An dieser Stelle überlasse ich die Bewertung allen Personen einzeln. Nur eines
vorweg. Ich habe bewusst darauf verzichtet, Namen und Strukturen zu nennen.
Sollten jedoch Zweifel gesät werden, insbesondere von denen, die ich hier nicht
namentlich anspreche, bin ich durchaus dazu bereit, Namen und
Kommunikationsverläufe zu veröffentlichen.
Zweiter Teil
Auch hier wollte ich zuallererst detailliert alles rauslassen, was mir auf der
Zunge liegt und einfach den ganzen Eintopf an Gefühlen loswerden, den ich mir im
Laufe der Zeit angesammelt habe. Dann ist mir aber eingefallen: wozu eigentlich.

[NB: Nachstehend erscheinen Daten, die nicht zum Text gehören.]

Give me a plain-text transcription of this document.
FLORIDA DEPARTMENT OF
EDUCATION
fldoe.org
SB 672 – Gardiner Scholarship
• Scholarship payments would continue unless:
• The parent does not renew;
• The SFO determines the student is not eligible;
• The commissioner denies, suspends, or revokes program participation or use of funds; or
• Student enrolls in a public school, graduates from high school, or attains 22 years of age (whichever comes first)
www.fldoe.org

Dieser Verband ist leider viel zu durchzogen von persönlichen Intrigen,
Vorteilsspielen und Eigeninteressen, als dass davon irgendetwas ankommen würde.
Was leider dazu führen musste, dass ich selbst auch nicht frei von Schuld bin
und mitgemacht habe. Ein paar Sachen möchte ich dennoch weitergeben, formuliert
als Fragen und Aussagen, je nachdem, was von Fall zu Fall besser passt.
Warum wird ausgerechnet nach einem übergriffigen Vorfall debattiert, ob etwas
nun Deutungshoheit oder Definitionsmacht heißt und so ein Derailing versucht?
Warum wird Neutralität immer dann von den Personen gefordert, an denen Kritik
geübt wird? Warum nicht, wenn sie gerade selbst Kritik üben?
Warum müssen, wenn Kritik am Verhalten kommt, immer gleich Beleidigungen und
Vorwürfe kommen? Warum haben es einige Personen nötig, dann sofort auf Kampf und
mentale Zerstörung aus zu sein?
Warum scheint es unmöglich zu sein, das eigene Verhalten zu reflektieren oder zu
begreifen, dass jeder Mensch nun mal leider diskriminierendes Verhalten zeigen
kann und es auch andere betroffene Gruppen als die eigene oder einige wenige
gibt? Wer ohne Diskriminierung ist, werfe den ersten Stein. Oder wollt ihr mir
allen Ernstes weismachen, dass Alice Weidel nicht frauen- und homofeindlich sein
kann?
Es gibt so vieles, was ich sagen möchte, so viele Emotionen, die ich loswerden
möchte. Aber am Ende des Tages bleibt mir nur die Frage, ob davon auch nur ein
Bruchteil ankommen würde. Deshalb belasse ich es bei den Fragen. Was daraus
gemacht wird, bleibt den Menschen selbst überlassen.
An dieser Stelle auch Folgendes: Es gab trotz allem immer wieder einige Leute,
die den Mund aufgemacht und Sachen nicht hingenommen haben. Diesen Menschen
meinen tiefsten Dank. Bitte macht weiter, denn ihr seid es, die Mut machen,
Kraft geben und zum Weitermachen ermuntern.
Abschließen möchte ich mit zwei Zitaten und einer Aussage zur Debatte, ob die
Antidiskriminierungsbeauftragten Geld erhalten sollen. Letzteres zuerst: ja, auf
jeden Fall, und wenn es nur dazu dient, die psychologische Behandlung, die nach
ernster Aufgabenwahrnehmung leider nötig wird zu bezahlen.
Und zum Schluss die Zitate:
"Until all of us are free, none of us are free".
"I don't ask for much, truth be told I'd settle for a life less frightening".